Messe quotidienne de l’abbé Gontandin. Dernière messe de Juillet avant le voyage tragique
[…]

2-5 Juillet. Voyage : Compiègne – Dachau
Départ du camp à 5h du matin, sous la pluie avec une boule et du saucisson, encadrés comme des bandits. Long stationnement : essai de groupement en vue de fuite.
100 dans un grand wagon à bestiaux (60) avec deux fenêtres ouvertes à moitié Chaleur torride dès le début.
Tous debout : impossibilité de tous s’asseoir… Tonneau d’eau, 2 tinettes
En route vers Soissons : essai de tous s’asseoir : compression intolérable. Chalons sur Marne vers midi. La chaleur devient étouffante.
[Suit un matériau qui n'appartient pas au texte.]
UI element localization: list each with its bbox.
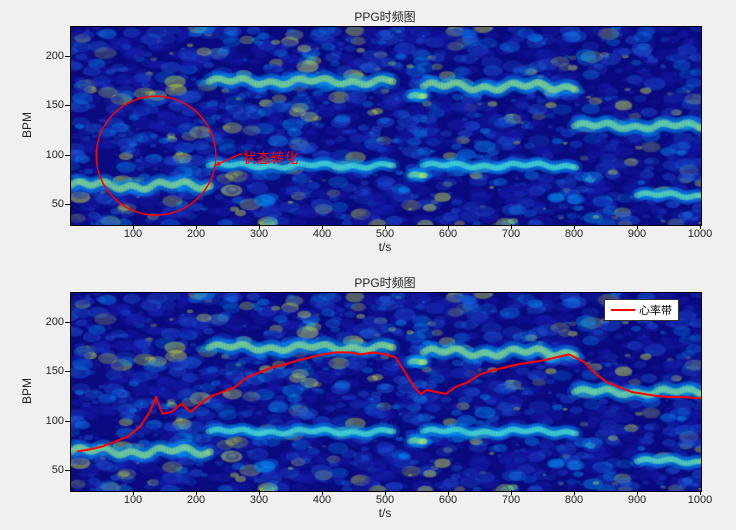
ylabel-top: BPM (20, 112, 34, 138)
xtick-label: 700 (502, 224, 520, 240)
xtick-label: 1000 (688, 224, 712, 240)
xtick-label: 200 (187, 490, 205, 506)
xtick-label: 500 (376, 490, 394, 506)
xtick-label: 800 (565, 224, 583, 240)
ytick-label: 100 (46, 415, 70, 427)
ytick-label: 100 (46, 149, 70, 161)
xtick-label: 200 (187, 224, 205, 240)
xtick-label: 800 (565, 490, 583, 506)
xtick-label: 1000 (688, 490, 712, 506)
ytick-label: 200 (46, 50, 70, 62)
xtick-label: 100 (124, 490, 142, 506)
xtick-label: 300 (250, 490, 268, 506)
xtick-label: 600 (439, 490, 457, 506)
legend-swatch (611, 309, 635, 311)
legend: 心率带 (604, 299, 679, 321)
title-top: PPG时频图 (70, 8, 700, 25)
xtick-label: 900 (628, 224, 646, 240)
ytick-label: 50 (52, 198, 70, 210)
xtick-label: 400 (313, 224, 331, 240)
axes-top: PPG时频图 BPM t/s 状态转化 10020030040050060070… (70, 26, 700, 224)
legend-label: 心率带 (639, 302, 672, 318)
ytick-label: 50 (52, 464, 70, 476)
xtick-label: 600 (439, 224, 457, 240)
xtick-label: 400 (313, 490, 331, 506)
title-bot: PPG时频图 (70, 274, 700, 291)
xtick-label: 100 (124, 224, 142, 240)
spectrogram-top (71, 27, 701, 225)
plot-area-top: 状态转化 (70, 26, 702, 226)
ytick-label: 200 (46, 316, 70, 328)
ytick-label: 150 (46, 365, 70, 377)
figure: PPG时频图 BPM t/s 状态转化 100 200 300 400 500 600 70… (0, 0, 736, 530)
xtick-label: 900 (628, 490, 646, 506)
spectrogram-bot (71, 293, 701, 491)
xlabel-top: t/s (70, 240, 700, 254)
plot-area-bot: 心率带 (70, 292, 702, 492)
ytick-label: 150 (46, 99, 70, 111)
axes-bot: PPG时频图 BPM t/s 心率带 100200300400500600700… (70, 292, 700, 490)
xtick-label: 700 (502, 490, 520, 506)
xtick-label: 500 (376, 224, 394, 240)
xtick-label: 300 (250, 224, 268, 240)
xlabel-bot: t/s (70, 506, 700, 520)
ylabel-bot: BPM (20, 378, 34, 404)
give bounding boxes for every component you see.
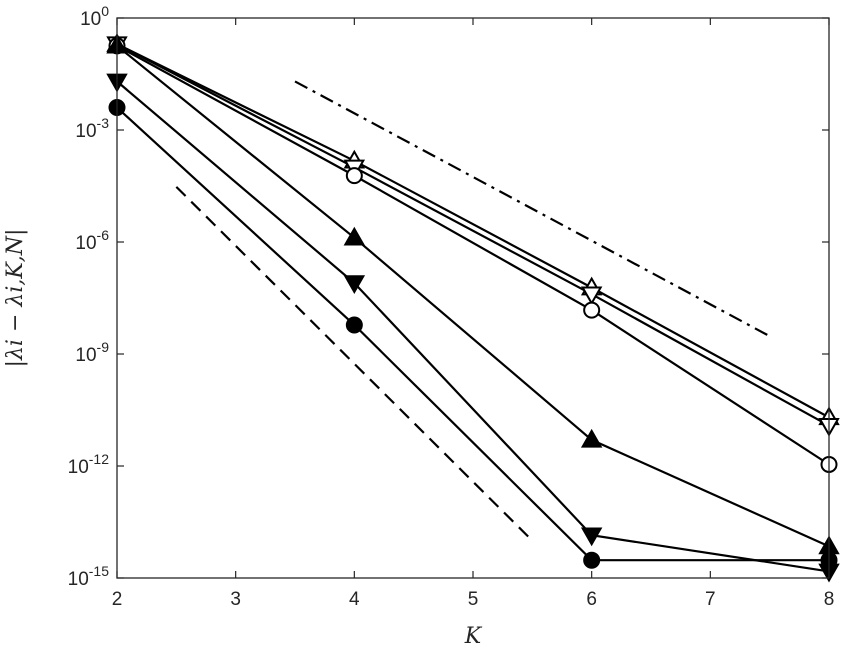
data-point-triangle-down — [343, 275, 366, 294]
series-layer — [106, 33, 840, 583]
series-6 — [108, 99, 838, 569]
series-5 — [106, 73, 840, 583]
series-2 — [106, 36, 840, 437]
y-tick-label: 10-9 — [75, 339, 109, 366]
y-tick-base: 10 — [75, 233, 96, 254]
y-tick-exponent: -12 — [89, 451, 109, 467]
y-tick-base: 10 — [75, 345, 96, 366]
y-tick-label: 10-15 — [68, 563, 110, 590]
x-axis-label: K — [464, 624, 483, 648]
y-tick-base: 10 — [68, 569, 89, 590]
data-point-circle — [345, 316, 363, 334]
y-tick-label: 10-12 — [68, 451, 110, 478]
y-tick-exponent: -6 — [97, 227, 110, 243]
series-4 — [106, 34, 840, 555]
series-line — [116, 43, 830, 427]
data-point-triangle-down — [580, 527, 603, 547]
y-tick-exponent: 0 — [101, 3, 109, 19]
y-tick-exponent: -9 — [97, 339, 110, 355]
y-tick-exponent: -15 — [89, 563, 109, 579]
y-tick-label: 10-6 — [75, 227, 109, 254]
data-point-circle — [345, 167, 363, 185]
y-tick-label: 100 — [80, 3, 109, 30]
data-point-triangle-down — [580, 286, 603, 306]
series-line — [116, 43, 830, 419]
data-point-triangle-up — [580, 428, 603, 448]
y-tick-base: 10 — [80, 9, 101, 30]
series-line — [116, 44, 830, 548]
plot-frame — [116, 17, 830, 579]
x-tick-label: 6 — [586, 589, 597, 610]
y-tick-exponent: -3 — [97, 115, 110, 131]
data-point-circle — [583, 551, 601, 569]
y-tick-base: 10 — [75, 121, 96, 142]
reference-line-dashdot — [294, 80, 771, 338]
data-point-triangle-up — [343, 226, 366, 246]
series-line — [116, 106, 829, 562]
series-line — [116, 80, 830, 573]
y-tick-base: 10 — [68, 457, 89, 478]
series-line — [116, 44, 830, 466]
series-3 — [108, 37, 838, 473]
ticks-layer — [116, 17, 830, 579]
y-tick-label: 10-3 — [75, 115, 109, 142]
y-axis-label: |λi − λi,K,N| — [3, 229, 28, 368]
x-tick-label: 7 — [705, 589, 716, 610]
data-point-circle — [583, 301, 601, 319]
x-tick-label: 2 — [112, 589, 123, 610]
x-tick-label: 8 — [824, 589, 835, 610]
reference-lines-layer — [175, 80, 771, 542]
x-tick-label: 3 — [230, 589, 241, 610]
x-tick-label: 4 — [349, 589, 360, 610]
x-tick-labels: 2 3 4 5 6 7 8 — [112, 589, 835, 610]
x-tick-label: 5 — [468, 589, 479, 610]
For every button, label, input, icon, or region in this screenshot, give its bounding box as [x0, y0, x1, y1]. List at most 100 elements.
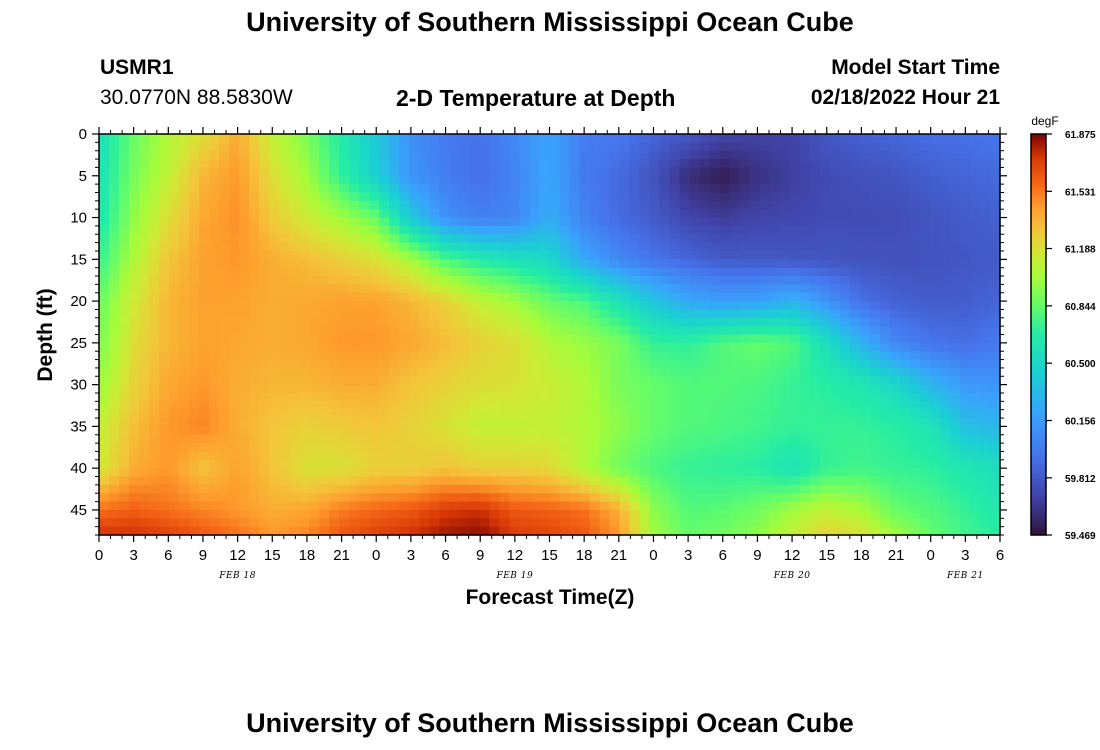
heatmap-cell: [679, 493, 691, 503]
heatmap-cell: [479, 167, 491, 177]
heatmap-cell: [509, 175, 521, 185]
heatmap-cell: [499, 234, 511, 244]
heatmap-cell: [659, 242, 671, 252]
heatmap-cell: [909, 292, 921, 302]
heatmap-cell: [869, 134, 881, 143]
heatmap-cell: [409, 301, 420, 311]
heatmap-cell: [489, 134, 501, 143]
heatmap-cell: [779, 209, 791, 219]
heatmap-cell: [849, 351, 861, 361]
heatmap-cell: [189, 518, 200, 528]
heatmap-cell: [539, 159, 551, 169]
heatmap-cell: [559, 468, 571, 478]
heatmap-cell: [959, 484, 971, 494]
heatmap-cell: [369, 242, 380, 252]
heatmap-cell: [649, 150, 661, 160]
heatmap-cell: [119, 292, 130, 302]
heatmap-cell: [259, 351, 270, 361]
heatmap-cell: [369, 426, 380, 436]
heatmap-cell: [529, 434, 541, 444]
heatmap-cell: [239, 501, 250, 511]
heatmap-cell: [379, 326, 390, 336]
heatmap-cell: [519, 518, 531, 528]
heatmap-cell: [209, 242, 220, 252]
heatmap-cell: [989, 234, 1001, 244]
heatmap-cell: [799, 484, 811, 494]
heatmap-cell: [839, 351, 851, 361]
heatmap-cell: [499, 401, 511, 411]
heatmap-cell: [479, 150, 491, 160]
heatmap-cell: [619, 192, 631, 202]
heatmap-cell: [339, 351, 350, 361]
heatmap-cell: [939, 392, 951, 402]
heatmap-cell: [259, 284, 270, 294]
heatmap-cell: [329, 317, 340, 327]
heatmap-cell: [809, 250, 821, 260]
heatmap-cell: [669, 418, 681, 427]
heatmap-cell: [609, 134, 621, 143]
heatmap-cell: [179, 376, 190, 386]
heatmap-cell: [159, 426, 170, 436]
heatmap-cell: [559, 234, 571, 244]
heatmap-cell: [129, 426, 140, 436]
heatmap-cell: [659, 459, 671, 469]
heatmap-cell: [579, 459, 591, 469]
heatmap-cell: [289, 234, 300, 244]
heatmap-cell: [459, 426, 471, 436]
heatmap-cell: [849, 334, 861, 344]
heatmap-cell: [699, 209, 711, 219]
heatmap-cell: [239, 217, 250, 227]
heatmap-cell: [829, 451, 841, 461]
heatmap-cell: [109, 242, 120, 252]
heatmap-cell: [109, 284, 120, 294]
heatmap-cell: [479, 468, 491, 478]
heatmap-cell: [929, 159, 941, 169]
heatmap-cell: [359, 426, 370, 436]
heatmap-cell: [769, 384, 781, 394]
heatmap-cell: [559, 309, 571, 319]
heatmap-cell: [929, 209, 941, 219]
heatmap-cell: [139, 351, 150, 361]
heatmap-cell: [709, 142, 721, 152]
heatmap-cell: [129, 167, 140, 177]
heatmap-cell: [769, 284, 781, 294]
heatmap-cell: [599, 175, 611, 185]
heatmap-cell: [709, 443, 721, 453]
heatmap-cell: [129, 509, 140, 519]
heatmap-cell: [739, 501, 751, 511]
heatmap-cell: [529, 501, 541, 511]
heatmap-cell: [479, 259, 491, 269]
heatmap-cell: [549, 501, 561, 511]
heatmap-cell: [529, 384, 541, 394]
heatmap-cell: [809, 501, 821, 511]
heatmap-cell: [239, 259, 250, 269]
heatmap-cell: [99, 367, 110, 377]
heatmap-cell: [939, 209, 951, 219]
heatmap-cell: [889, 359, 901, 369]
heatmap-cell: [239, 401, 250, 411]
heatmap-cell: [959, 401, 971, 411]
heatmap-cell: [479, 276, 491, 285]
heatmap-cell: [409, 526, 420, 536]
heatmap-cell: [499, 359, 511, 369]
heatmap-cell: [919, 459, 931, 469]
heatmap-cell: [589, 150, 601, 160]
heatmap-cell: [669, 501, 681, 511]
heatmap-cell: [689, 225, 701, 235]
heatmap-cell: [139, 267, 150, 277]
heatmap-cell: [179, 326, 190, 336]
heatmap-cell: [729, 384, 741, 394]
heatmap-cell: [419, 259, 430, 269]
heatmap-cell: [809, 167, 821, 177]
heatmap-cell: [959, 159, 971, 169]
heatmap-cell: [239, 292, 250, 302]
heatmap-cell: [849, 259, 861, 269]
heatmap-cell: [659, 217, 671, 227]
heatmap-cell: [759, 384, 771, 394]
heatmap-cell: [649, 376, 661, 386]
heatmap-cell: [99, 359, 110, 369]
heatmap-cell: [879, 401, 891, 411]
heatmap-cell: [299, 376, 310, 386]
heatmap-cell: [689, 175, 701, 185]
heatmap-cell: [329, 159, 340, 169]
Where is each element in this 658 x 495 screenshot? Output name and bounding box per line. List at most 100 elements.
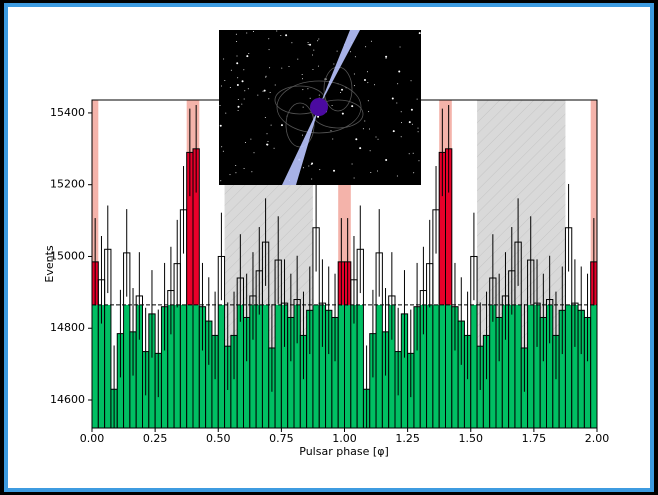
bar-fill: [325, 310, 332, 428]
excess-fill: [445, 148, 452, 305]
star: [243, 69, 245, 71]
x-axis-label: Pulsar phase [φ]: [299, 445, 389, 458]
bar-fill: [584, 317, 591, 428]
bar-fill: [205, 321, 212, 428]
star: [368, 128, 370, 130]
star: [396, 102, 398, 104]
star: [317, 115, 320, 118]
bar-fill: [496, 317, 503, 428]
star: [297, 58, 299, 60]
star: [375, 136, 377, 138]
star: [370, 171, 372, 173]
bar-fill: [413, 306, 421, 428]
bar-fill: [483, 335, 490, 428]
star: [392, 130, 395, 133]
star: [401, 122, 403, 124]
star: [265, 75, 267, 77]
star: [309, 43, 312, 46]
x-tick-label: 2.00: [585, 432, 610, 445]
star: [350, 51, 352, 53]
bar-fill: [193, 304, 200, 428]
star: [302, 167, 304, 169]
star: [410, 108, 413, 111]
excess-fill: [186, 152, 193, 305]
star: [341, 88, 344, 91]
star: [253, 152, 255, 154]
bar-fill: [300, 335, 307, 428]
star: [244, 141, 246, 143]
star: [309, 97, 311, 99]
star: [269, 67, 271, 69]
star: [264, 117, 266, 119]
bar-fill: [559, 310, 566, 428]
bar-fill: [281, 304, 288, 428]
bar-fill: [174, 304, 181, 428]
bar-fill: [199, 306, 206, 428]
star: [236, 40, 238, 42]
star: [266, 143, 268, 145]
star: [307, 88, 309, 90]
bar-fill: [243, 317, 250, 428]
star: [237, 77, 239, 79]
star: [368, 111, 370, 113]
star: [222, 150, 224, 152]
star: [400, 111, 402, 113]
star: [285, 34, 288, 37]
star: [230, 69, 232, 71]
bar-fill: [98, 304, 105, 428]
bar-fill: [249, 304, 257, 428]
bar-fill: [464, 335, 471, 428]
bar-fill: [458, 321, 465, 428]
bar-fill: [218, 304, 225, 428]
y-tick-label: 14800: [50, 321, 85, 334]
star: [236, 55, 238, 57]
star: [276, 30, 278, 32]
bar-fill: [161, 306, 168, 428]
star: [274, 84, 276, 86]
star: [385, 57, 387, 59]
star: [366, 71, 368, 73]
bar-fill: [489, 304, 496, 428]
star: [398, 70, 401, 73]
bar-fill: [148, 313, 156, 428]
star: [351, 163, 353, 165]
star: [311, 162, 314, 165]
star: [374, 84, 376, 86]
bar-fill: [571, 304, 579, 428]
star: [246, 32, 248, 34]
star: [312, 54, 314, 56]
star: [319, 169, 321, 171]
star: [237, 105, 240, 108]
bar-fill: [256, 304, 263, 428]
star: [307, 42, 309, 44]
bar-fill: [312, 304, 320, 428]
star: [353, 85, 355, 87]
star: [332, 138, 334, 140]
star: [359, 147, 362, 150]
beam: [282, 107, 319, 185]
star: [237, 110, 239, 112]
star: [408, 121, 411, 124]
star: [313, 49, 315, 51]
star: [251, 171, 253, 173]
star: [269, 92, 271, 94]
bar-fill: [382, 331, 389, 428]
star: [241, 80, 244, 83]
y-axis-label: Events: [43, 245, 56, 283]
star: [376, 170, 378, 172]
star: [385, 55, 388, 58]
y-tick-label: 15000: [50, 249, 85, 262]
star: [235, 164, 237, 166]
bar-fill: [451, 306, 459, 428]
bar-fill: [502, 304, 509, 428]
star: [351, 105, 354, 108]
star: [312, 68, 314, 70]
star: [416, 98, 418, 100]
bar-fill: [287, 317, 294, 428]
bar-fill: [92, 304, 99, 428]
y-tick-label: 15400: [50, 106, 85, 119]
bar-fill: [275, 304, 282, 428]
star: [377, 138, 379, 140]
x-tick-label: 0.50: [206, 432, 231, 445]
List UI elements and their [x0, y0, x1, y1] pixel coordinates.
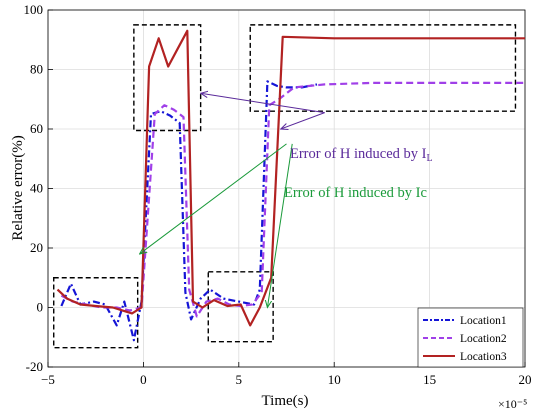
- y-tick-label: -20: [26, 359, 43, 374]
- y-tick-label: 40: [30, 181, 43, 196]
- x-tick-label: −5: [41, 372, 55, 387]
- annotation-arrows: [140, 93, 325, 307]
- highlight-box-4: [249, 24, 517, 112]
- x-tick-label: 15: [423, 372, 436, 387]
- x-tick-label: 5: [236, 372, 243, 387]
- series-layer: [56, 29, 525, 342]
- y-tick-label: 20: [30, 240, 43, 255]
- series-line-location2: [60, 81, 525, 318]
- legend: Location1 Location2 Location3: [417, 307, 524, 368]
- y-tick-label: 60: [30, 121, 43, 136]
- arrow-ic-2: [267, 143, 293, 308]
- series-line-location3: [56, 29, 525, 327]
- y-tick-label: 80: [30, 62, 43, 77]
- annotation-text-ic: Error of H induced by Ic: [284, 185, 427, 201]
- highlight-boxes: [53, 24, 517, 349]
- arrow-il-2: [281, 112, 325, 129]
- x-tick-label: 10: [328, 372, 341, 387]
- x-axis-label: Time(s): [262, 393, 309, 409]
- legend-label: Location2: [460, 333, 507, 345]
- x-axis: −5 0 5 10 15 20: [41, 362, 532, 387]
- highlight-box-1: [53, 277, 139, 349]
- x-axis-multiplier: ×10⁻⁵: [498, 397, 527, 411]
- legend-label: Location3: [460, 351, 507, 363]
- y-axis: -20 0 20 40 60 80 100: [24, 2, 53, 374]
- x-tick-label: 0: [140, 372, 147, 387]
- y-tick-label: 0: [37, 300, 44, 315]
- y-tick-label: 100: [24, 2, 44, 17]
- arrow-il-1: [201, 93, 325, 114]
- highlight-box-3: [207, 271, 274, 343]
- annotation-il-main: Error of H induced by I: [290, 146, 427, 162]
- y-axis-label: Relative error(%): [10, 135, 26, 240]
- arrow-ic-1: [140, 143, 287, 254]
- legend-label: Location1: [460, 315, 507, 327]
- x-tick-label: 20: [519, 372, 532, 387]
- annotation-il-subscript: L: [427, 153, 433, 164]
- annotation-text-il: Error of H induced by IL: [290, 146, 433, 164]
- highlight-box-2: [133, 24, 202, 132]
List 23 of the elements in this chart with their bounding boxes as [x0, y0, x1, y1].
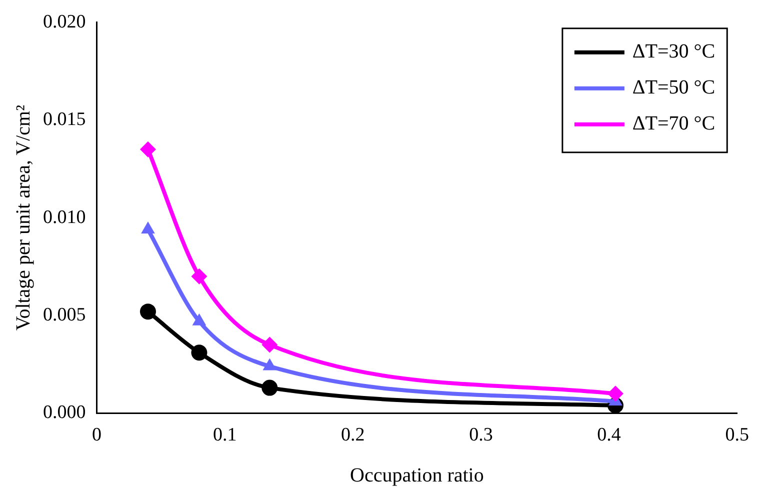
y-tick-label: 0.000	[43, 402, 86, 424]
y-axis-title: Voltage per unit area, V/cm²	[12, 104, 34, 331]
y-tick-label: 0.010	[43, 206, 86, 228]
legend-label: ΔT=50 °C	[632, 76, 716, 99]
y-tick-label: 0.005	[43, 304, 86, 326]
legend-label: ΔT=30 °C	[632, 40, 716, 63]
x-tick-label: 0.5	[725, 424, 749, 446]
x-tick-label: 0	[92, 424, 102, 446]
point	[262, 336, 278, 353]
y-tick-label: 0.020	[43, 11, 86, 32]
x-axis-title: Occupation ratio	[350, 464, 484, 486]
y-tick-label: 0.015	[43, 109, 86, 130]
x-tick-label: 0.1	[212, 424, 237, 446]
point	[140, 141, 156, 158]
x-tick-label: 0.4	[597, 424, 622, 446]
legend-label: ΔT=70 °C	[632, 112, 716, 135]
point	[191, 344, 208, 361]
x-tick-label: 0.2	[341, 424, 365, 446]
point	[140, 304, 156, 320]
x-tick-label: 0.3	[469, 424, 493, 446]
point	[191, 268, 208, 284]
point	[262, 380, 278, 396]
point	[607, 386, 624, 402]
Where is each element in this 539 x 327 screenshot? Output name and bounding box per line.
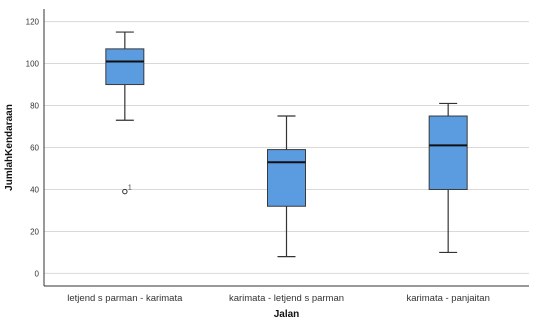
- y-tick-label: 80: [30, 102, 39, 111]
- outlier-point: [122, 188, 128, 195]
- y-axis-title: JumlahKendaraan: [4, 104, 15, 191]
- labels: 0 20 40 60 80 100 120 letjend s parman - karima…: [26, 18, 490, 304]
- iqr-box: [428, 115, 468, 190]
- box-group: [267, 115, 306, 258]
- x-tick-label: karimata - letjend s parman: [229, 293, 344, 304]
- box-group: 1: [105, 31, 145, 195]
- iqr-box: [267, 149, 306, 207]
- axes: [43, 9, 529, 287]
- y-tick-label: 120: [26, 18, 40, 27]
- x-tick-label: letjend s parman - karimata: [67, 293, 183, 304]
- y-tick-label: 60: [30, 144, 39, 153]
- x-tick-label: karimata - panjaitan: [406, 293, 489, 304]
- y-tick-label: 0: [35, 269, 40, 278]
- iqr-box: [105, 48, 145, 86]
- y-tick-label: 40: [30, 185, 39, 194]
- boxes: 1: [105, 31, 468, 258]
- box-group: [428, 102, 468, 254]
- outlier-label: 1: [128, 185, 132, 192]
- y-tick-label: 100: [26, 60, 40, 69]
- x-axis-title: Jalan: [274, 309, 300, 320]
- y-tick-label: 20: [30, 227, 39, 236]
Vers 3h avant d’arrivée à Reims : situation tragique, on tombe dans les pommes, assaut de la fenêtre, on implore de l’eau et de l’air. A l’arrêt : eau. On ouvre les deux autres fenêtres.
Dans le reste du train la situation est tragique. Refus des S.S. d’ouvrir les wagons : les gens deviennent fous et se battent entre eux, s’écrasent, s’étouffent. Dans notre wagon situation très dure jusque vers 10h du soir. Dans les autres wagons innombrables : 36, 45, 75 ,97 (bataille à coups de couteaux et bouteilles)
Vers 4h du matin, essai d’évasion : trous dans les wagons, cris et bruits : le train stoppe, les Allemands arrivent : menacent, A demain.
Réveil tragique dans les wagons de morts, Vitry, Metz-Sarrebourg.
Vers le Rhin, Haguenau – Carlsbad (Marseillaise en quittant la France). Jolie vallée puis forêt Noire, Karlsruhe.
Nouveau wagon : espoir de fuite par grilles du bas mais déconseillé parce qu’en Allemagne. Pauvreté de la Souabe.
Passage dans une gare de marchandises de Munich
Arrivée à Dachau, inquiétude. En réalité, le camp n’est plus terrible (10 à 20.000 h.)

[…]

Mercredi 5 Juillet

Arrivée à Dachau vers 3h : débarquement. En procession interminable vers le camp : froideur de la population. Cité S.S., à droite. Rassemblement sur la place du camp (1.600.) Appel nominatif (classé I sans importance Groupe Thierry, Villiers et moi. Déshabillage total dans le pré. J’abandonne mon beau costume.
Douche, tonsure et coups de pinceau ! Habillement : 1 caleçon 1 chemise et 1 veste (K.L.)

[…]

NECKARELZ
Samedi – Dimanche 30 – Incendie à la mine de l’huile : tête de nègre.
Meilleur sommeil. Volonté très nette d’aboutir, de briser la volonté, l’intelligence, par tous les moyens.
Pas de vie, de laisser-aller, de cafard mais un acte de- volonté personnel par jour.
Être le levain chrétien dans la pâte par la prière et la charité. Réagir, vouloir.

[…]

Vendredi 25 Août 1944 : Je porte sur moi la Ste Réserve toute la nuit et le lendemain sous mon oreiller (1ers chrétiens, Tarcissius) Le soir, confession, communion. Bonne nuit à la pompe (pas d’eau 6 français et le petit russe)
Pour la 1ère fois Mr Villiers est resté au camp pour faire les pluches. Ferventes prières à St-Louis pour la France qui est en train d’être libérée et nous sommes là. Toujours grosse chaleur : dans le pays, moisson et regain.